İsmet İnönü’nün oğlu Erdal İnönü’nün Genel Başkanlığında politika sahnesine çıkan SHP, kısa süren siyasi hayatının ardından kendisini feshederek, yeniden açılan CHP’ye katılmıştı. Parti içi anlaşmazlıklar nedeniyle altı yılda tam 9 kurultay yapan SHP’nin kongreleri sık sık çekişme ve kavgalara yol açmıştı. Bu kurultaylardaki birçok kavga da yargıya taşınmıştı.

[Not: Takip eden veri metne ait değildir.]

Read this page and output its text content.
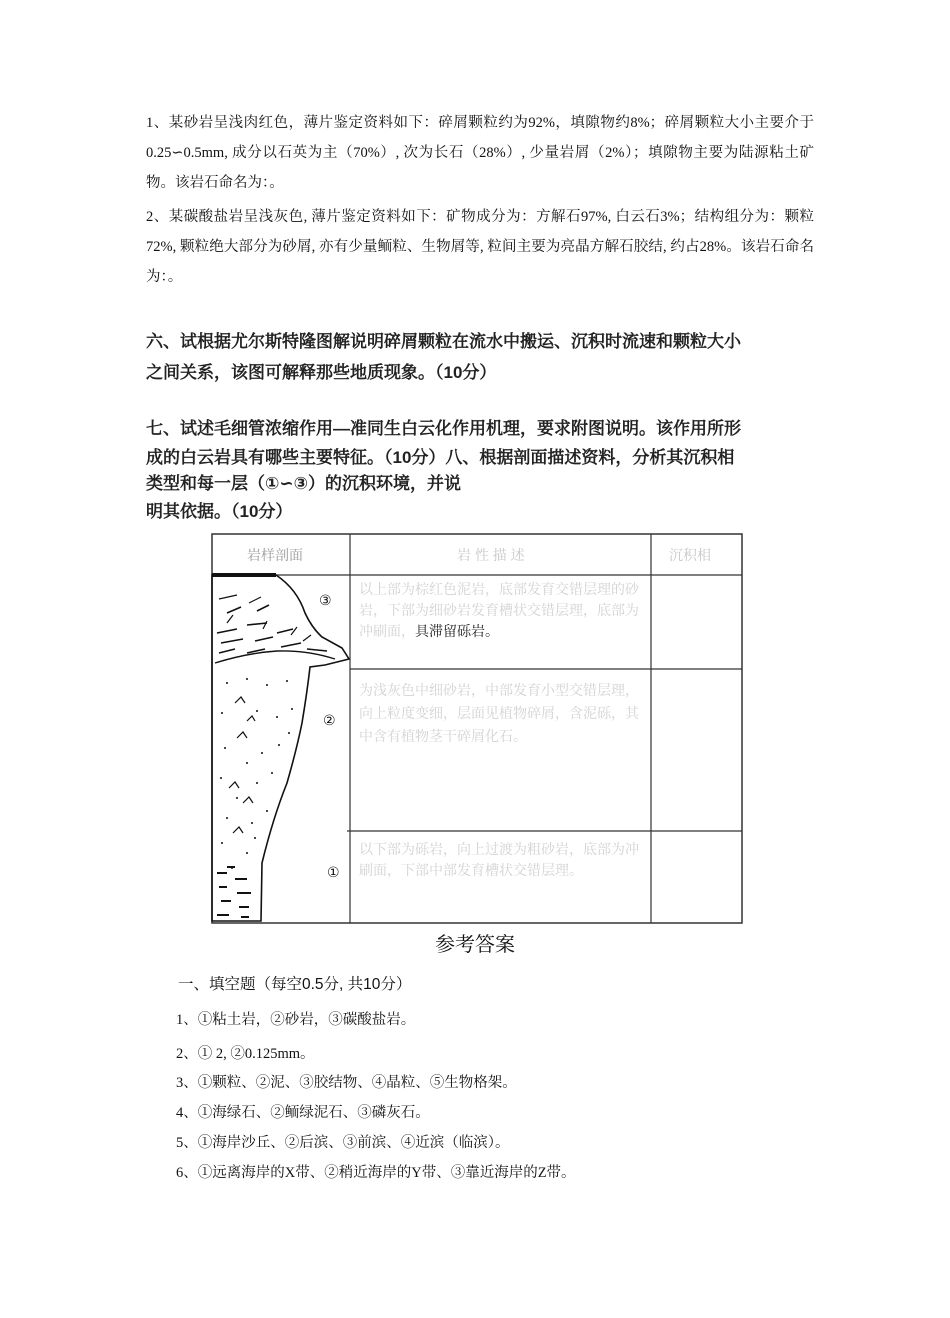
1、某砂岩呈浅肉红色，薄片鉴定资料如下：碎屑颗粒约为92%，填隙物约8%；碎屑颗粒大小主要介于0.25∽0.5mm, 成分以石英为主（70%）, 次为长石（28%）, 少量岩屑（2%）；填隙物主要为陆源粘土矿物。该岩石命名为：。
2、某碳酸盐岩呈浅灰色, 薄片鉴定资料如下：矿物成分为：方解石97%, 白云石3%；结构组分为：颗粒72%, 颗粒绝大部分为砂屑, 亦有少量鲕粒、生物屑等, 粒间主要为亮晶方解石胶结, 约占28%。该岩石命名为：。
六、试根据尤尔斯特隆图解说明碎屑颗粒在流水中搬运、沉积时流速和颗粒大小
之间关系，该图可解释那些地质现象。（10分）
七、试述毛细管浓缩作用—准同生白云化作用机理，要求附图说明。该作用所形
成的白云岩具有哪些主要特征。（10分）八、根据剖面描述资料，分析其沉积相
类型和每一层（①∽③）的沉积环境，并说
明其依据。（10分）
岩样剖面	岩 性 描 述	沉积相
③
②
①
以上部为棕红色泥岩，底部发育交错层理的砂岩，下部为细砂岩发育槽状交错层理，底部为冲刷面，具滞留砾岩。
为浅灰色中细砂岩，中部发育小型交错层理，向上粒度变细，层面见植物碎屑，含泥砾，其中含有植物茎干碎屑化石。
以下部为砾岩，向上过渡为粗砂岩，底部为冲刷面，下部中部发育槽状交错层理。
参考答案
一、填空题（每空0.5分, 共10分）
1、①粘土岩，②砂岩，③碳酸盐岩。
2、① 2, ②0.125mm。
3、①颗粒、②泥、③胶结物、④晶粒、⑤生物格架。
4、①海绿石、②鲕绿泥石、③磷灰石。
5、①海岸沙丘、②后滨、③前滨、④近滨（临滨）。
6、①远离海岸的X带、②稍近海岸的Y带、③靠近海岸的Z带。
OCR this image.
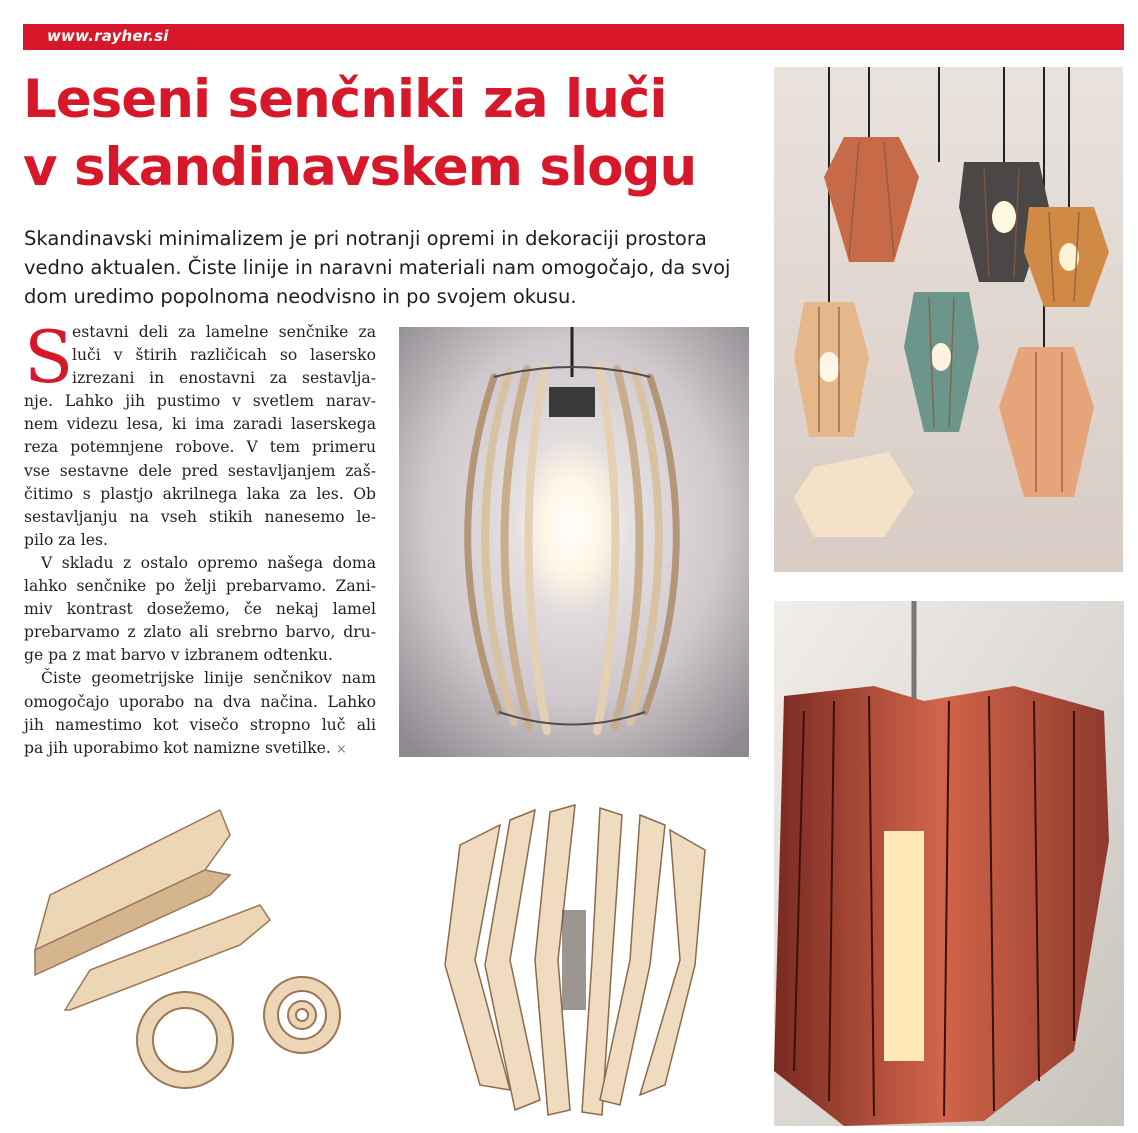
www.rayher.si
Leseni senčniki za luči
v skandinavskem slogu

Skandinavski minimalizem je pri notranji opremi in dekoraciji prostora
vedno aktualen. Čiste linije in naravni materiali nam omogočajo, da svoj
dom uredimo popolnoma neodvisno in po svojem okusu.

S
estavni deli za lamelne senčnike za
luči v štirih različicah so lasersko
izrezani in enostavni za sestavlja-
nje. Lahko jih pustimo v svetlem narav-
nem videzu lesa, ki ima zaradi laserskega
reza potemnjene robove. V tem primeru
vse sestavne dele pred sestavljanjem zaš-
čitimo s plastjo akrilnega laka za les. Ob
sestavljanju na vseh stikih nanesemo le-
pilo za les.
V skladu z ostalo opremo našega doma
lahko senčnike po želji prebarvamo. Zani-
miv kontrast dosežemo, če nekaj lamel
prebarvamo z zlato ali srebrno barvo, dru-
ge pa z mat barvo v izbranem odtenku.
Čiste geometrijske linije senčnikov nam
omogočajo uporabo na dva načina. Lahko
jih namestimo kot visečo stropno luč ali
pa jih uporabimo kot namizne svetilke. ×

Ayrıca, SHP’nin Antalya İl Başkanı, 17-18 Mayıs 1986 tarihlerinde gerçekleştirilmesi kararlaştırılan İl Kongresi’nin belirlendiği şekilde yapılmasından vazgeçip, mahkemeye verdiği dilekçeyle kendi partisinin il kongresine yargı müdahalesi istemişti.
CHP, PARTİ MECLİSİ’Nİ SEÇEMEYİNCE DEVREYE YARGI GİRDİ
Cumhuriyet Halk Partisi’nin yargının radarına takılan kurultaylarından biri de 22-23 Mayıs 1999’daki CHP’nin 9’uncu Olağanüstü Kongresi olmuştu. Bu kurultayda, Parti Meclisi için yeterli adayın seçilememesi üzerine konu, ancak hâkim kararıyla sonuca bağlanabilmişti.
18 Nisan 1999 seçimlerinde Genel Başkan Deniz Baykal’ın, memleketi Antalya’dan milletvekili seçilememesi üzerine istifasının ardından toplanan kurultayda, Altan Öymen genel başkanlığa seçilmiş ancak hizip çekişmeleri nedeniyle oy kullanılmaması üzerine Parti Meclisi için yeterli üye seçilememişti. Kurultay, bir grup delegenin İlçe Seçim Kurulu’ndaki hâkim heyetine başvurusu sonrası, oy verme süresinin dört saate çıkartılmasıyla tamamlanabilmişti.
BEDRİ BAYKAM’IN İPTAL DAVASI
CHP’nin bir başka kongresinde, 23-24 Ekim 2003’te yapılan 30’uncu kurultayında da sürece yine yargı müdahalesi gerekmişti.
Kurultay boyunca yapılan usulsüzlükler, parti delegeleri tarafından yargıya taşınmıştı. Bedri Baykam ve Ertuğrul Çepni tarafından 21 Kasım 2003 tarihinde hazırlanan dilekçede, kurultaydaki seçimlerle ilgili hatalı, eksik ve kasıtlı işlemler sıralanmıştı.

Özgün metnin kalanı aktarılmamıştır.